Researchers have correlated hypothyroidism with congenital defects including kidney and brain anomalies and cleft palate. Clinical studies reveal that many children born with a defect caused by uncontrolled hypothyroidism in their mother have an increased potential risk of suffering from developmental and intellectual problems.
Accurately diagnosing Hashimoto’s disease usually requires a physical examination and a comprehensive family and personal medical history. Usually, the doctor will recommend diagnostic tests to determine the severity of the thyroid disorder. These tests include:
- Thyroid-Stimulating Hormone Test (TSH) – This blood test can accurately diagnose hypothyroidism, that is usually caused by Hashimoto’s disease. The test can accurately determine if the body’s thyroid stimulating hormone levels are within the normal range. While the stimulating hormones are produced in the pituitary gland and not in the thyroid gland, any diminished output level of the thyroid stimulating hormone can decrease the production of thyroid hormones and cause problems.
- Anti-Thyroid Antibodies Test (ATA) – The thyroid peroxidase antibodies test (microsomal antibody test) are commonly used to identify Hashimoto’s thyroiditis. The test detects the presence of known antibodies. The results of the test can typically confirm that Hashimoto’s thyroiditis caused the hypothyroidism problem.
- Free Thyroxine T4 Test – This test measures the levels of free active thyroid hormones in the bloodstream to verify the diagnosis of Hashimoto’s thyroiditis. When the condition is present in the patient, the pituitary gland will secrete more thyroid stimulating hormones because the body is responding to lower levels of thyroid hormone that may or may not be produced in the thyroid gland. This test is beneficial when a thyroid stimulating hormone test produces normal results and there truly is a problem with thyroid gland hormone production.

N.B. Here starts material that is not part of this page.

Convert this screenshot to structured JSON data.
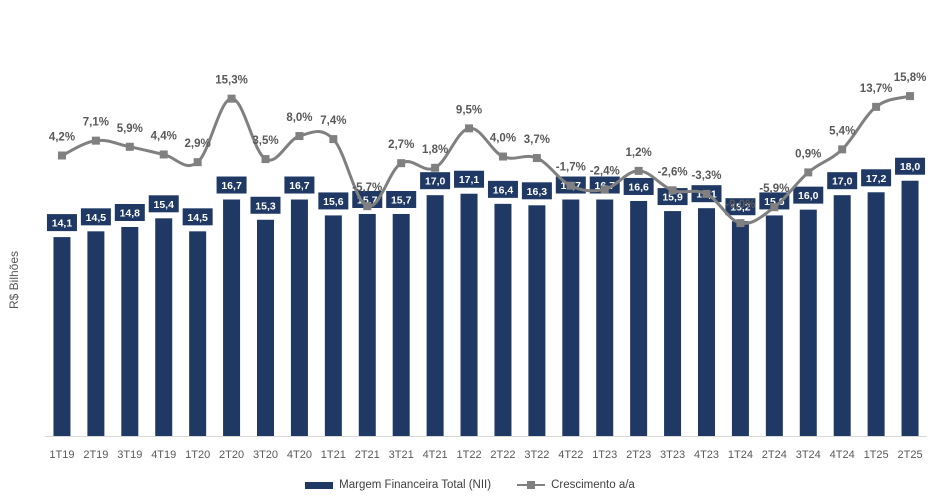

- Ultrasound – The doctor may recommend the patient undergo an ultrasound to see the thyroid gland has enlarged to the point where it is compressing the airway (trachea) or food tube (esophagus).
Treating Hashimoto’s Disease
Doctors, scientists, and researchers have not found a cure for Hashimoto’s disease, nor can the accurately determine the length of time the autoimmune process will continue to cause serious inflammation. However, doctors will often prescribe thyroid hormone drugs to replace those the thyroid is unable to produce because of inflammation. This includes replacement of T3 and T4 thyroid hormones that are known to alleviate the common symptoms associated with the disease.
Doctors prescribe thyroxine (levothyroxine) sold under the brand names Levothroid, Levoxyl, and Synthroid that is taken indefinitely to successfully treat hypothyroidism or minimize its signs and symptoms. If the condition is left untreated, there is only a minimal chance that the thyroid gland can maintain normal hormone levels. A lack of treatment can worsen the symptoms of hypothyroidism. Usually, the dosage will be adjusted in women who become pregnant to minimize the potential other child being born with a serious life-threatening birth defect.Prognosis
With effective treatment and ongoing monitoring, the prognosis is excellent for individuals suffering from Hashimoto’s thyroiditis when receiving proper treatment and ongoing care. Thyroid hormone levels are restored, many of the signs and symptoms associated with hypothyroidism can be reversed. Alternatively, if the treatment is ineffective, the condition can worsen in the months or years ahead and cause serious illness or organ damage.
Today, there is no scientific evidence that proves this condition can be prevented. This is because the disease is an autoimmune condition where the body mistakenly attacks its own tissue as a reaction to it being perceived as a foreign object.